The Mill continued to drive Oakley's economy throughout the early twentieth century. Its factory colony experienced significant growth after the American entrance into World War I due to the increased demand for machine tools to make military equipment, causing the neighborhood to undergo a housing boom in the late 1910s. Likewise, when the machine tooling industry contracted during the Interwar Period and the Great Depression, Oakley's growth slowed. After World War II, the Mill transitioned to producing plastics and computers. The company began to utilize more automated machines in its work, reducing its workforce. Due to these changes in the mid-twentieth century, the company renamed itself to Cincinnati Milacron in 1970.

The mid-twentieth century also saw Oakley experience multiple controversies surrounding racial segregation.

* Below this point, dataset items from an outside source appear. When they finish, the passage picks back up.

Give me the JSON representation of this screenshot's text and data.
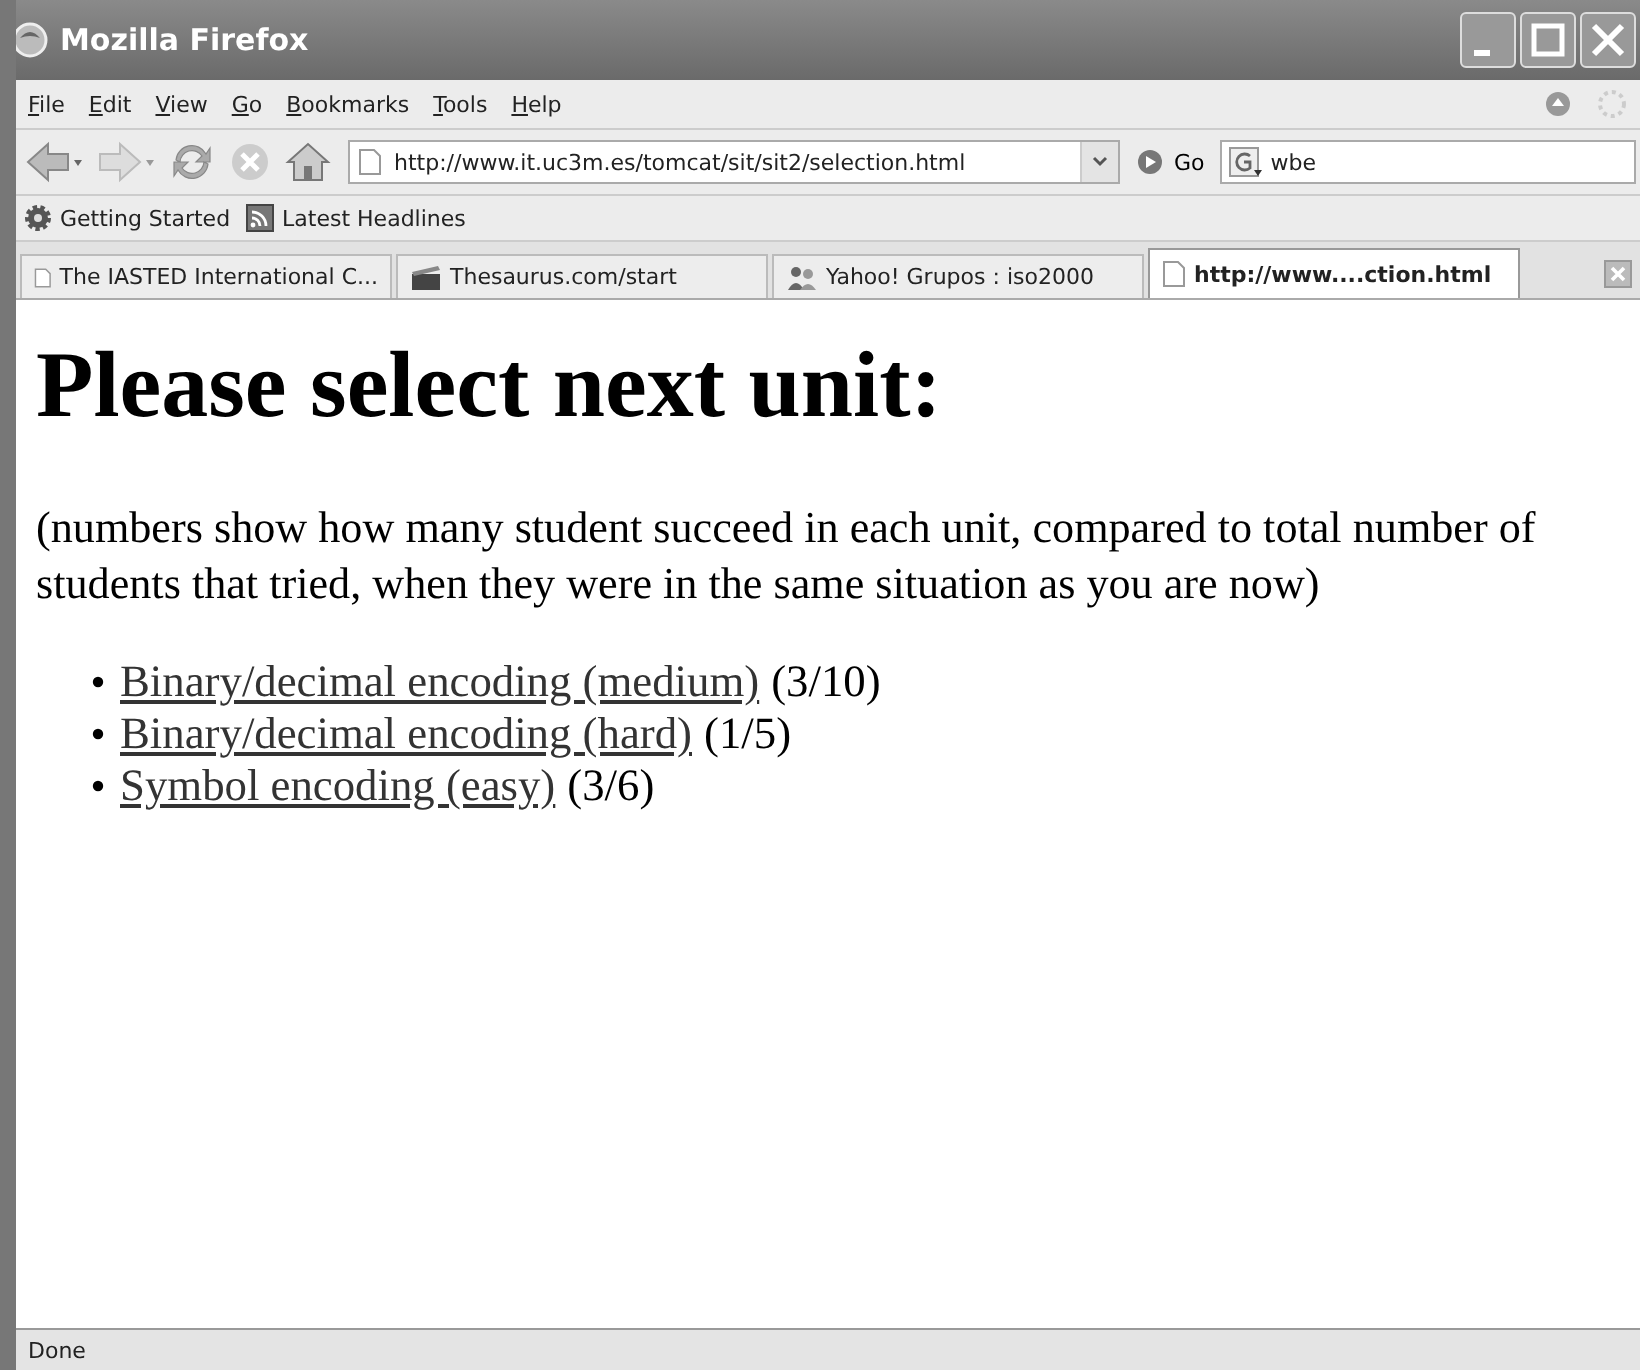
{
  "window": {
    "title": "Mozilla Firefox"
  },
  "menu": [
    "File",
    "Edit",
    "View",
    "Go",
    "Bookmarks",
    "Tools",
    "Help"
  ],
  "toolbar": {
    "url": "http://www.it.uc3m.es/tomcat/sit/sit2/selection.html",
    "go": "Go",
    "search_value": "wbe"
  },
  "bookmarks": [
    {
      "label": "Getting Started",
      "kind": "gear"
    },
    {
      "label": "Latest Headlines",
      "kind": "feed"
    }
  ],
  "tabs": [
    {
      "label": "The IASTED International C...",
      "selected": false,
      "kind": "page"
    },
    {
      "label": "Thesaurus.com/start",
      "selected": false,
      "kind": "clapper"
    },
    {
      "label": "Yahoo! Grupos : iso2000",
      "selected": false,
      "kind": "people"
    },
    {
      "label": "http://www....ction.html",
      "selected": true,
      "kind": "page"
    }
  ],
  "page": {
    "heading": "Please select next unit:",
    "intro": "(numbers show how many student succeed in each unit, compared to total number of students that tried, when they were in the same situation as you are now)",
    "units": [
      {
        "link": "Binary/decimal encoding (medium)",
        "score": "(3/10)"
      },
      {
        "link": "Binary/decimal encoding (hard)",
        "score": "(1/5)"
      },
      {
        "link": "Symbol encoding (easy)",
        "score": "(3/6)"
      }
    ]
  },
  "status_bar": "Done"
}
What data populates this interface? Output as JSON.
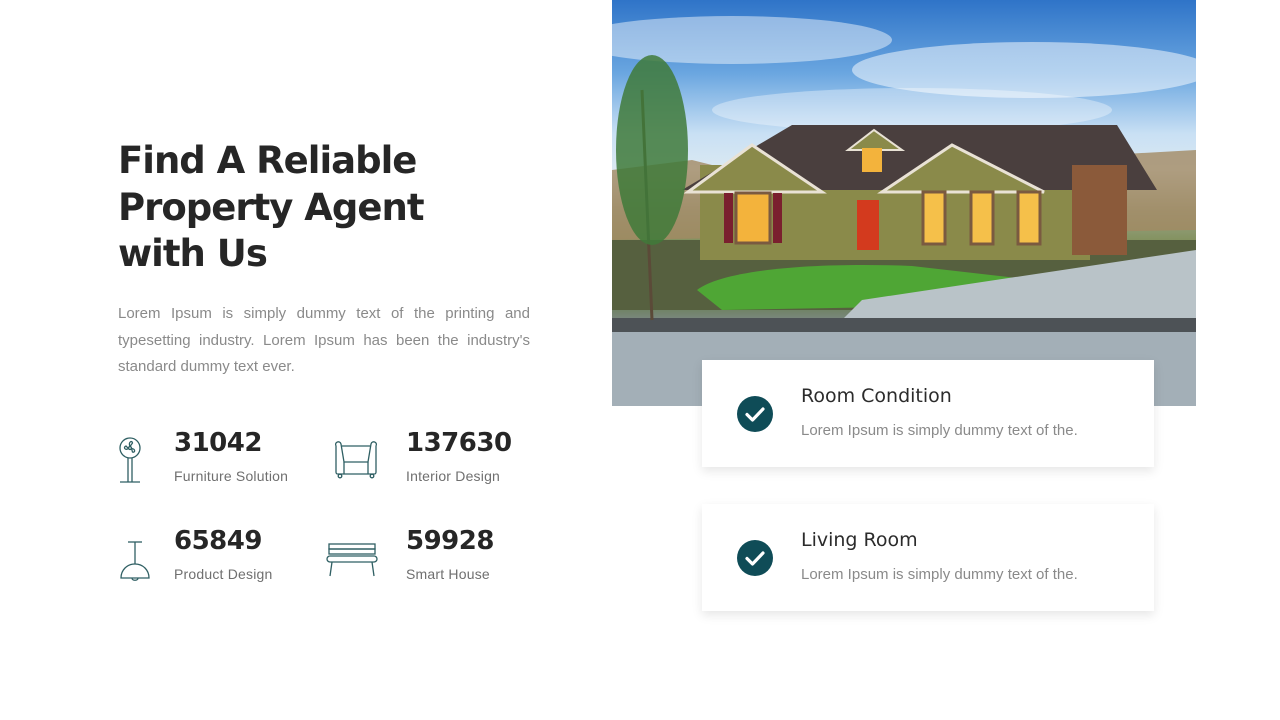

As a result of redlining, block busting, and other discriminatory housing practices, Cincinnati's cityscape became highly segregated, with Oakley remaining a predominately white neighborhood while other nearby neighborhoods became majority black. In 1963, the Cincinnati Board of Education moved black students from nearby overcrowded elementary schools into the mostly white Oakley Elementary School, but kept the classes separate, thus maintaining racial segregation. In response, the local NAACP branch successfully sued for integration. In the 1970s, an Oakley mortgage company denied a loan to a mixed-race couple on account of their race. The couple successfully sued the company, with the United States District Court expanding the definitions of the Fair Housing Act to include racial steering.

===Deindustrialization===
In the late twentieth century, suburbanization and deindustrialization contributed to a population and economic downturn throughout Cincinnati. Oakley was impacted as well, with the neighborhood experiencing a population decline beginning in the 1970s. Decreased housing prices, coupled with Oakley's proximity to the wealthy neighborhood of Hyde Park, resulted in an influx of middle-class residents into the southern part of the 1990s. Meanwhile, the Mill continued to shrink its operations throughout the late twentieth century and eventually closed in 2002, leaving the northern part of the neighborhood blighted. Vandercar Holdings, a real estate company, bought much of the land in northern Oakley with a plan to develop the area with low-density retail. Despite a battle in the Cincinnati Planning Commission between neighborhood representatives and Vandercar, the latter's plan was approved in 2002. As a result, the former Mill site in northern Oakley was developed by Vandercar into Oakley Station, a suburban-style retail center.

==Demographics==

As of the census of 2020, there were 11,761 people living in the neighborhood. There were 7,456 housing units. The racial makeup of the neighborhood was 82.0% White, 7.4% Black or African American, 0.2% Native American, 3.8% Asian, 0.0% Pacific Islander, 1.2% from some other race, and 5.5% from two or more races. 3.6% of the population were Hispanic or Latino of any race.

There were 6,561 households, out of which 33.2% were families. 52.3% of all households were made up of individuals.

11.2% of the neighborhood's population were under the age of 18, 76.0% were 18 to 64, and 12.8% were 65 years of age or older. 47.8% of the population were male and 52.2% were female.

According to the U.S. Census American Community Survey, for the period 2016-2020 the estimated median annual income for a household in the neighborhood was $76,568. About 1.5% of family households were living below the poverty line. About 70.5% of adults had a bachelor's degree or higher.

==Economy==

Oakley's business district, Oakley Square, lies along Madison Road. In addition to Oakley Square, Oakley contains two shopping centers. Hyde Park Plaza on the southern edge of the neighborhood is named for the neighborhood to the south, Hyde Park. The Center of Cincinnati on the north edge is part of continuing development on the south side of the I-71/Norwood Lateral/Ridge Road interchange. Both of these centers are urban infill and car oriented, located on the edge of Oakley and designed to serve multiple neighborhoods. Oakley Square, by contrast, is located in the center of Oakley along several bus routes, making it more pedestrian and transit oriented.

==Culture==
The neighborhood hosts Oakley After Hours, a monthly street festival, each month May through October.